Taylor led the team closer. They covered another 20 yards in near silence and with swift determination. Taylor brought the team once more to a halt then studied the figure from a closer distance.
The heat signature was sitting with legs spread out before it and its arms held at its side.
Monkeys didn’t sit like that.
Did they?
No.
It was a child.
Taylor’s mind flashed through 1,000 questions at once.
What would a child be doing down here?
Was it along?
Had it been abandoned?
How could he approach it in total darkness without frightening it?

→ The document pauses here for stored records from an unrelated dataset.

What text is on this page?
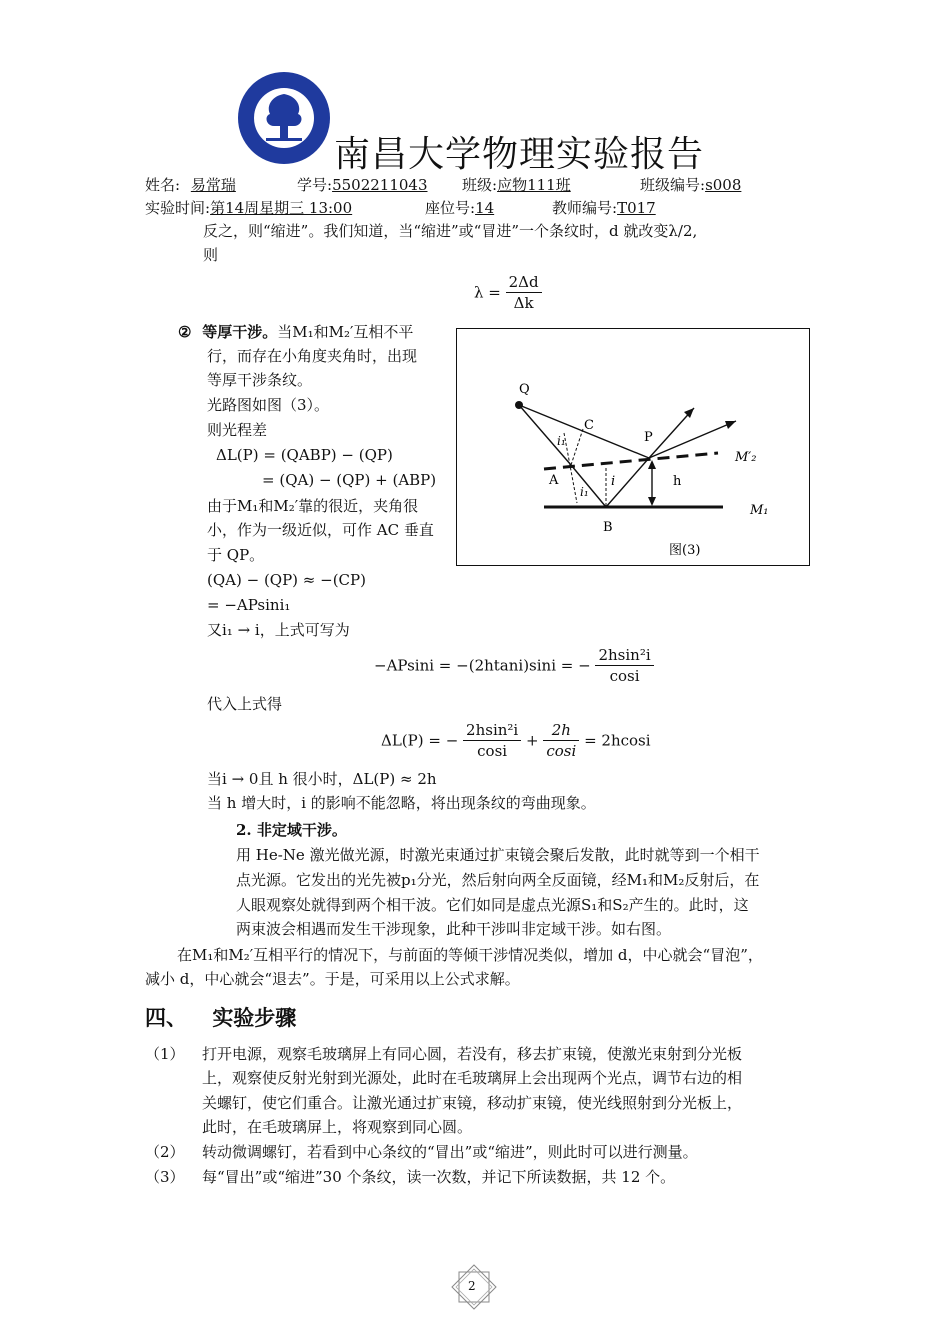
南昌大学物理实验报告
姓名: 易常瑞	学号:5502211043 班级:应物111班	班级编号:s008
实验时间:第14周星期三 13:00	座位号:14	教师编号:T017
反之，则“缩进”。我们知道，当“缩进”或“冒进”一个条纹时，d 就改变λ/2,
则
$\lambda = \frac{2\Delta d}{\Delta k}$
② 等厚干涉。当M₁和M₂′互相不平
行，而存在小角度夹角时，出现
等厚干涉条纹。
光路图如图（3）。
则光程差
ΔL(P) = (QABP) − (QP)
= (QA) − (QP) + (ABP)
由于M₁和M₂′靠的很近，夹角很
小，作为一级近似，可作 AC 垂直
于 QP。
(QA) − (QP) ≈ −(CP)
= −APsini₁
又i₁ → i，上式可写为
Q
C
P
A
B
h
i
i₁
i₁
M′₂
M₁
图(3)
−APsini = −(2htani)sini = − $\frac{\text{2hsin²i}}{\cos i}$
代入上式得
ΔL(P) = − $\frac{\text{2hsin²i}}{\cos i} + \frac{2h}{\cos i} = 2hcosi$
当i → 0且 h 很小时，ΔL(P) ≈ 2h
当 h 增大时，i 的影响不能忽略，将出现条纹的弯曲现象。
2. 非定域干涉。
用 He-Ne 激光做光源，时激光束通过扩束镜会聚后发散，此时就等到一个相干
点光源。它发出的光先被p₁分光，然后射向两全反面镜，经M₁和M₂反射后，在
人眼观察处就得到两个相干波。它们如同是虚点光源S₁和S₂产生的。此时，这
两束波会相遇而发生干涉现象，此种干涉叫非定域干涉。如右图。
在M₁和M₂′互相平行的情况下，与前面的等倾干涉情况类似，增加 d，中心就会“冒泡”，
减小 d，中心就会“退去”。于是，可采用以上公式求解。
四、 实验步骤
（1） 打开电源，观察毛玻璃屏上有同心圆，若没有，移去扩束镜，使激光束射到分光板
上，观察使反射光射到光源处，此时在毛玻璃屏上会出现两个光点，调节右边的相
关螺钉，使它们重合。让激光通过扩束镜，移动扩束镜，使光线照射到分光板上，
此时，在毛玻璃屏上，将观察到同心圆。
（2） 转动微调螺钉，若看到中心条纹的“冒出”或“缩进”，则此时可以进行测量。
（3） 每“冒出”或“缩进”30 个条纹，读一次数，并记下所读数据，共 12 个。
2
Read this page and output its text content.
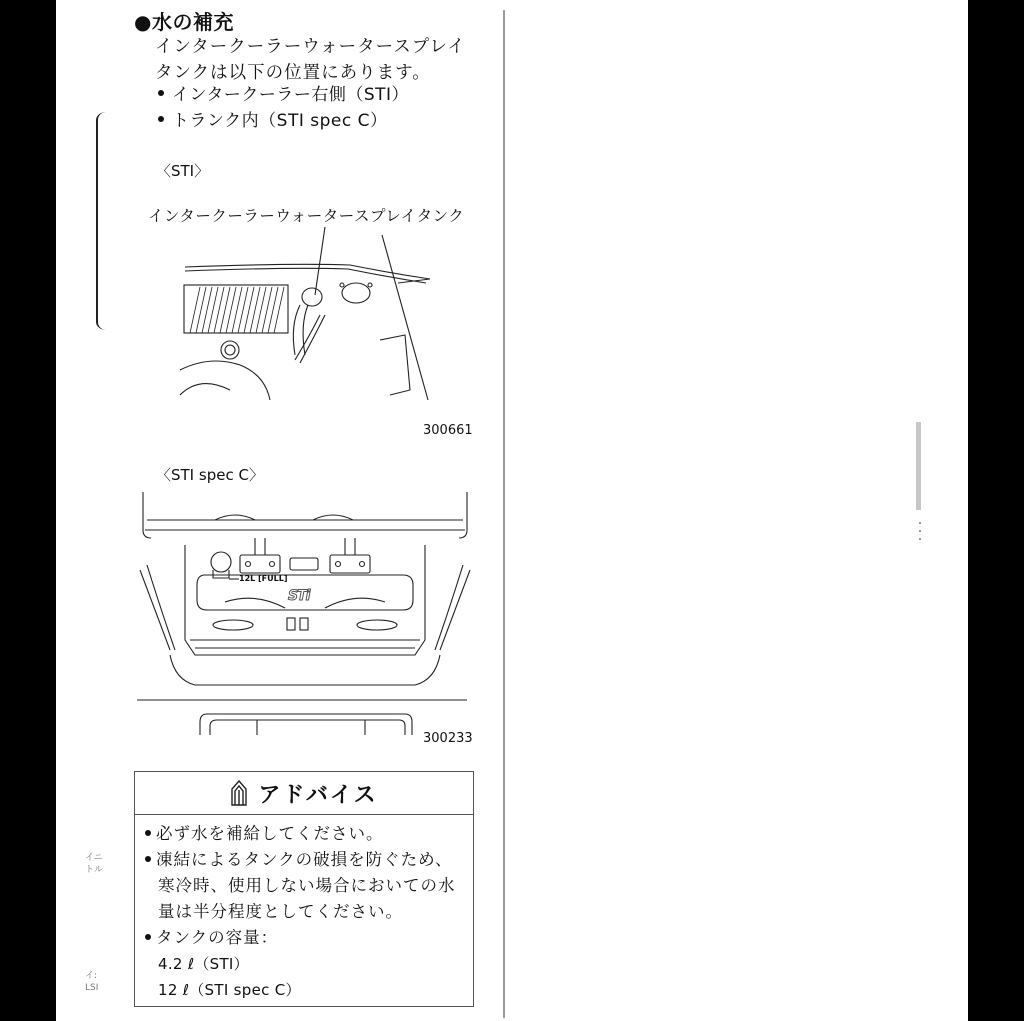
●水の補充
インタークーラーウォータースプレイ
タンクは以下の位置にあります。
インタークーラー右側（STI）
トランク内（STI spec C）
〈STI〉
インタークーラーウォータースプレイタンク
300661
〈STI spec C〉
12L [FULL]
STi
300233
アドバイス
必ず水を補給してください。
凍結によるタンクの破損を防ぐため、
寒冷時、使用しない場合においての水
量は半分程度としてください。
タンクの容量：
4.2 ℓ（STI）
12 ℓ（STI spec C）
イニ
トル
イ:
LSI
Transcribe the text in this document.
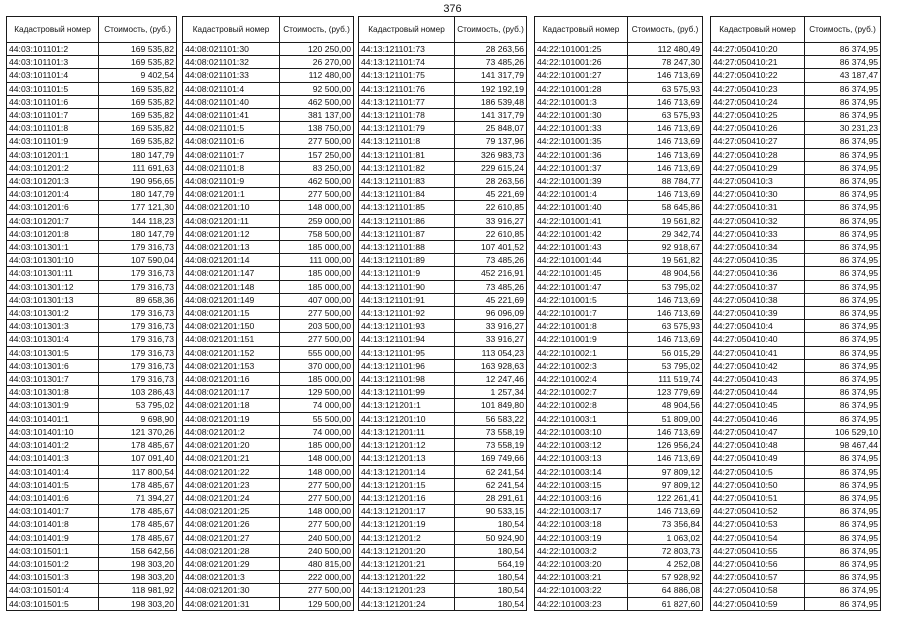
376
Кадастровый номер	Стоимость, (руб.)
44:03:101101:2	169 535,82
44:03:101101:3	169 535,82
44:03:101101:4	9 402,54
44:03:101101:5	169 535,82
44:03:101101:6	169 535,82
44:03:101101:7	169 535,82
44:03:101101:8	169 535,82
44:03:101101:9	169 535,82
44:03:101201:1	180 147,79
44:03:101201:2	111 691,63
44:03:101201:3	190 956,65
44:03:101201:4	180 147,79
44:03:101201:6	177 121,30
44:03:101201:7	144 118,23
44:03:101201:8	180 147,79
44:03:101301:1	179 316,73
44:03:101301:10	107 590,04
44:03:101301:11	179 316,73
44:03:101301:12	179 316,73
44:03:101301:13	89 658,36
44:03:101301:2	179 316,73
44:03:101301:3	179 316,73
44:03:101301:4	179 316,73
44:03:101301:5	179 316,73
44:03:101301:6	179 316,73
44:03:101301:7	179 316,73
44:03:101301:8	103 286,43
44:03:101301:9	53 795,02
44:03:101401:1	9 698,90
44:03:101401:10	121 370,26
44:03:101401:2	178 485,67
44:03:101401:3	107 091,40
44:03:101401:4	117 800,54
44:03:101401:5	178 485,67
44:03:101401:6	71 394,27
44:03:101401:7	178 485,67
44:03:101401:8	178 485,67
44:03:101401:9	178 485,67
44:03:101501:1	158 642,56
44:03:101501:2	198 303,20
44:03:101501:3	198 303,20
44:03:101501:4	118 981,92
44:03:101501:5	198 303,20
Кадастровый номер	Стоимость, (руб.)
44:08:021101:30	120 250,00
44:08:021101:32	26 270,00
44:08:021101:33	112 480,00
44:08:021101:4	92 500,00
44:08:021101:40	462 500,00
44:08:021101:41	381 137,00
44:08:021101:5	138 750,00
44:08:021101:6	277 500,00
44:08:021101:7	157 250,00
44:08:021101:8	83 250,00
44:08:021101:9	462 500,00
44:08:021201:1	277 500,00
44:08:021201:10	148 000,00
44:08:021201:11	259 000,00
44:08:021201:12	758 500,00
44:08:021201:13	185 000,00
44:08:021201:14	111 000,00
44:08:021201:147	185 000,00
44:08:021201:148	185 000,00
44:08:021201:149	407 000,00
44:08:021201:15	277 500,00
44:08:021201:150	203 500,00
44:08:021201:151	277 500,00
44:08:021201:152	555 000,00
44:08:021201:153	370 000,00
44:08:021201:16	185 000,00
44:08:021201:17	129 500,00
44:08:021201:18	74 000,00
44:08:021201:19	55 500,00
44:08:021201:2	74 000,00
44:08:021201:20	185 000,00
44:08:021201:21	148 000,00
44:08:021201:22	148 000,00
44:08:021201:23	277 500,00
44:08:021201:24	277 500,00
44:08:021201:25	148 000,00
44:08:021201:26	277 500,00
44:08:021201:27	240 500,00
44:08:021201:28	240 500,00
44:08:021201:29	480 815,00
44:08:021201:3	222 000,00
44:08:021201:30	277 500,00
44:08:021201:31	129 500,00
Кадастровый номер	Стоимость, (руб.)
44:13:121101:73	28 263,56
44:13:121101:74	73 485,26
44:13:121101:75	141 317,79
44:13:121101:76	192 192,19
44:13:121101:77	186 539,48
44:13:121101:78	141 317,79
44:13:121101:79	25 848,07
44:13:121101:8	79 137,96
44:13:121101:81	326 983,73
44:13:121101:82	229 615,24
44:13:121101:83	28 263,56
44:13:121101:84	45 221,69
44:13:121101:85	22 610,85
44:13:121101:86	33 916,27
44:13:121101:87	22 610,85
44:13:121101:88	107 401,52
44:13:121101:89	73 485,26
44:13:121101:9	452 216,91
44:13:121101:90	73 485,26
44:13:121101:91	45 221,69
44:13:121101:92	96 096,09
44:13:121101:93	33 916,27
44:13:121101:94	33 916,27
44:13:121101:95	113 054,23
44:13:121101:96	163 928,63
44:13:121101:98	12 247,46
44:13:121101:99	1 257,34
44:13:121201:1	101 849,80
44:13:121201:10	56 583,22
44:13:121201:11	73 558,19
44:13:121201:12	73 558,19
44:13:121201:13	169 749,66
44:13:121201:14	62 241,54
44:13:121201:15	62 241,54
44:13:121201:16	28 291,61
44:13:121201:17	90 533,15
44:13:121201:19	180,54
44:13:121201:2	50 924,90
44:13:121201:20	180,54
44:13:121201:21	564,19
44:13:121201:22	180,54
44:13:121201:23	180,54
44:13:121201:24	180,54
Кадастровый номер	Стоимость, (руб.)
44:22:101001:25	112 480,49
44:22:101001:26	78 247,30
44:22:101001:27	146 713,69
44:22:101001:28	63 575,93
44:22:101001:3	146 713,69
44:22:101001:30	63 575,93
44:22:101001:33	146 713,69
44:22:101001:35	146 713,69
44:22:101001:36	146 713,69
44:22:101001:37	146 713,69
44:22:101001:39	88 784,77
44:22:101001:4	146 713,69
44:22:101001:40	58 645,86
44:22:101001:41	19 561,82
44:22:101001:42	29 342,74
44:22:101001:43	92 918,67
44:22:101001:44	19 561,82
44:22:101001:45	48 904,56
44:22:101001:47	53 795,02
44:22:101001:5	146 713,69
44:22:101001:7	146 713,69
44:22:101001:8	63 575,93
44:22:101001:9	146 713,69
44:22:101002:1	56 015,29
44:22:101002:3	53 795,02
44:22:101002:4	111 519,74
44:22:101002:7	123 779,69
44:22:101002:8	48 904,56
44:22:101003:1	51 809,00
44:22:101003:10	146 713,69
44:22:101003:12	126 956,24
44:22:101003:13	146 713,69
44:22:101003:14	97 809,12
44:22:101003:15	97 809,12
44:22:101003:16	122 261,41
44:22:101003:17	146 713,69
44:22:101003:18	73 356,84
44:22:101003:19	1 063,02
44:22:101003:2	72 803,73
44:22:101003:20	4 252,08
44:22:101003:21	57 928,92
44:22:101003:22	64 886,08
44:22:101003:23	61 827,60
Кадастровый номер	Стоимость, (руб.)
44:27:050410:20	86 374,95
44:27:050410:21	86 374,95
44:27:050410:22	43 187,47
44:27:050410:23	86 374,95
44:27:050410:24	86 374,95
44:27:050410:25	86 374,95
44:27:050410:26	30 231,23
44:27:050410:27	86 374,95
44:27:050410:28	86 374,95
44:27:050410:29	86 374,95
44:27:050410:3	86 374,95
44:27:050410:30	86 374,95
44:27:050410:31	86 374,95
44:27:050410:32	86 374,95
44:27:050410:33	86 374,95
44:27:050410:34	86 374,95
44:27:050410:35	86 374,95
44:27:050410:36	86 374,95
44:27:050410:37	86 374,95
44:27:050410:38	86 374,95
44:27:050410:39	86 374,95
44:27:050410:4	86 374,95
44:27:050410:40	86 374,95
44:27:050410:41	86 374,95
44:27:050410:42	86 374,95
44:27:050410:43	86 374,95
44:27:050410:44	86 374,95
44:27:050410:45	86 374,95
44:27:050410:46	86 374,95
44:27:050410:47	106 529,10
44:27:050410:48	98 467,44
44:27:050410:49	86 374,95
44:27:050410:5	86 374,95
44:27:050410:50	86 374,95
44:27:050410:51	86 374,95
44:27:050410:52	86 374,95
44:27:050410:53	86 374,95
44:27:050410:54	86 374,95
44:27:050410:55	86 374,95
44:27:050410:56	86 374,95
44:27:050410:57	86 374,95
44:27:050410:58	86 374,95
44:27:050410:59	86 374,95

Taylor turned to the team and whispered, “It’s a kid.”
“Just about to say that,” Hunter offered. “But didn’t want to sound crazy before you did. What the hell’s a kid doing down here?”
“That kid damn near got lit up!” Nickerson exclaimed, lowering his rifle.
“It can’t see or hear us and the last thing I want to do is scare it,” Taylor explained.
“You don’t think it’s already scared being down here in a cave?” Nickerson interrupted.
Taylor ignored the comment and instead turned to Drake. “Your voice will be the least frightening.”
“Why because I’m a woman?”
“Yes,” Taylor answered.
“Screw that,” Drake snapped. “I’m supposed to like kids because I’m a woman?”
“I don’t care if you like them or not,” Taylor shot back. “I’m talking about your voice.”
“I hate kids. I won’t even watch my niece’s kids. They’re brats.”
Taylor sighed and stood. He called across the darkness in as calm a voice as he could muster. “Hello. My name is Taylor.”
Dejah turned to the call in shock and fright. She was both elated and scared to death. She stood and called back across the black ink. “Where are you? Who are…?”
“I’m about 60 yards away.”
Dejah scanned the darkness as though she would be able to see. “I can’t see you,” she called.
“But I can see you,” Taylor replied in his friendliest voice. “I’m with three other people and we’re wearing special glasses that allow us to see in the dark.”
“Is my mom with you?”
Taylor heard the fear and uncertainty in the girl’s voice. He gathered the girl had been separated from her mother somehow and was scared and alone. The sight of soldiers with guns and crazy goggles would only scare her even more so. He wanted to do anything he could to avoid that.
“We’re gonna walk over to you, okay?” Taylor called.
“What about my mother? What about Carlos?”
Taylor continued to politely ignore the child and instead walked his team forward. When they were within 10 yards, Taylor brought them to a standstill and ordered them through his commentary with the girl.